The dataset has been developed for the reporting of resection and biopsy specimens of the oropharynx and nasopharynx. For resections of recurrent disease, the reporting guide may be used pragmatically although some data elements may be not applicable nor assessable. The protocol applies to all primary carcinomas (including of minor salivary glands) of the nasopharynx and oropharynx, the latter including the base of tongue, tonsils, tonsillar fossa, tonsillar pillars, soft palate, posterior and lateral walls, and uvula. Although rare, neuroendocrine tumours (NET) and neuroendocrine carcinomas (NEC) are also included. It does not apply to recurrent disease but may be used for residual disease after prior therapy (see below). Lymphomas, sarcomas, and mucosal melanomas are not included. Malignancies arising at other sites in the head and neck region, and neck dissections and nodal excisions are dealt with in separate datasets which may be used, as appropriate, in conjunction with this dataset.

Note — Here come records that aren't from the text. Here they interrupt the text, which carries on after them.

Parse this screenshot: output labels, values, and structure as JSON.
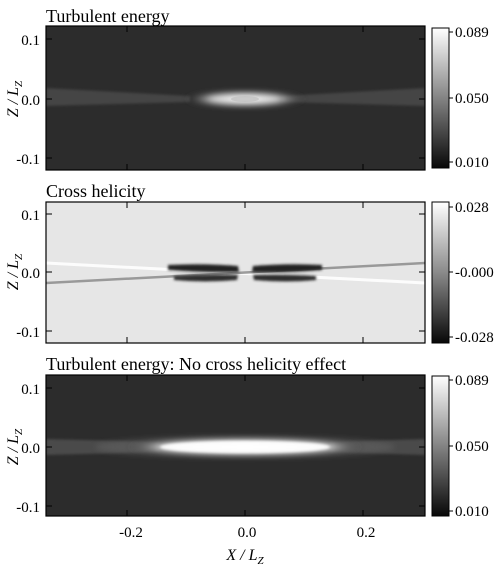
{
  "chart_data": [
    {
      "type": "heatmap",
      "title": "Turbulent energy",
      "ylabel_main": "Z / L",
      "ylabel_sub": "Z",
      "xlabel": "",
      "xlim": [
        -0.3,
        0.3
      ],
      "ylim": [
        -0.12,
        0.12
      ],
      "yticks": [
        0.1,
        0.0,
        -0.1
      ],
      "ytick_labels": [
        "0.1",
        "0.0",
        "-0.1"
      ],
      "colorscale": "grayscale (dark = low, white = high)",
      "colorbar": {
        "min": 0.01,
        "max": 0.089,
        "ticks": [
          0.089,
          0.05,
          0.01
        ],
        "tick_labels": [
          "0.089",
          "0.050",
          "0.010"
        ]
      },
      "features": [
        {
          "shape": "bright elongated core",
          "x_center": 0.0,
          "y_center": 0.0,
          "half_width_x": 0.1,
          "half_width_y": 0.015,
          "value": 0.089
        },
        {
          "shape": "faint thin wings",
          "x_range": [
            -0.3,
            0.3
          ],
          "y_center": 0.0,
          "value": 0.02
        }
      ]
    },
    {
      "type": "heatmap",
      "title": "Cross helicity",
      "ylabel_main": "Z / L",
      "ylabel_sub": "Z",
      "xlabel": "",
      "xlim": [
        -0.3,
        0.3
      ],
      "ylim": [
        -0.12,
        0.12
      ],
      "yticks": [
        0.1,
        0.0,
        -0.1
      ],
      "ytick_labels": [
        "0.1",
        "0.0",
        "-0.1"
      ],
      "colorscale": "grayscale (dark = negative, light = positive)",
      "colorbar": {
        "min": -0.028,
        "max": 0.028,
        "ticks": [
          0.028,
          0.0,
          -0.028
        ],
        "tick_labels": [
          "0.028",
          "-0.000",
          "-0.028"
        ]
      },
      "features": [
        {
          "shape": "antisymmetric dark lobes",
          "x_range": [
            -0.1,
            0.1
          ],
          "y_center": 0.0,
          "value": -0.028
        },
        {
          "shape": "light diagonal streak",
          "from": [
            -0.3,
            0.015
          ],
          "to": [
            0.3,
            -0.015
          ],
          "value": 0.02
        },
        {
          "shape": "dark diagonal streak",
          "from": [
            -0.3,
            -0.015
          ],
          "to": [
            0.3,
            0.015
          ],
          "value": -0.01
        }
      ]
    },
    {
      "type": "heatmap",
      "title": "Turbulent energy: No cross helicity effect",
      "ylabel_main": "Z / L",
      "ylabel_sub": "Z",
      "xlabel_main": "X / L",
      "xlabel_sub": "Z",
      "xlim": [
        -0.3,
        0.3
      ],
      "ylim": [
        -0.12,
        0.12
      ],
      "xticks": [
        -0.2,
        0.0,
        0.2
      ],
      "xtick_labels": [
        "-0.2",
        "0.0",
        "0.2"
      ],
      "yticks": [
        0.1,
        0.0,
        -0.1
      ],
      "ytick_labels": [
        "0.1",
        "0.0",
        "-0.1"
      ],
      "colorscale": "grayscale (dark = low, white = high)",
      "colorbar": {
        "min": 0.01,
        "max": 0.089,
        "ticks": [
          0.089,
          0.05,
          0.01
        ],
        "tick_labels": [
          "0.089",
          "0.050",
          "0.010"
        ]
      },
      "features": [
        {
          "shape": "broad bright core",
          "x_center": 0.0,
          "y_center": 0.0,
          "half_width_x": 0.19,
          "half_width_y": 0.02,
          "value": 0.089
        },
        {
          "shape": "faint thin wings",
          "x_range": [
            -0.3,
            0.3
          ],
          "y_center": 0.0,
          "value": 0.02
        }
      ]
    }
  ]
}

When a biopsy specimen is the only specimen ever received, elements specific to the biopsy should be reported, recognising elements applicable to surgically resected tumours cannot be reliably completed. Although multiple synchronous and metachronous primary oropharyngeal squamous cell carcinomas (SCC) are uncommon and are usually of the same high risk human papillomavirus (HPV) type, there is no data to suggest that they are not simply separate primary tumours. Thus, for oropharyngeal carcinomas, each distinct focus should be considered a separate primary tumour, and should receive its own separate dataset. However, for nasopharyngeal tumours, even if the tumour appears to be multifocal clinically and pathologically, these are regarded and treated as a single primary.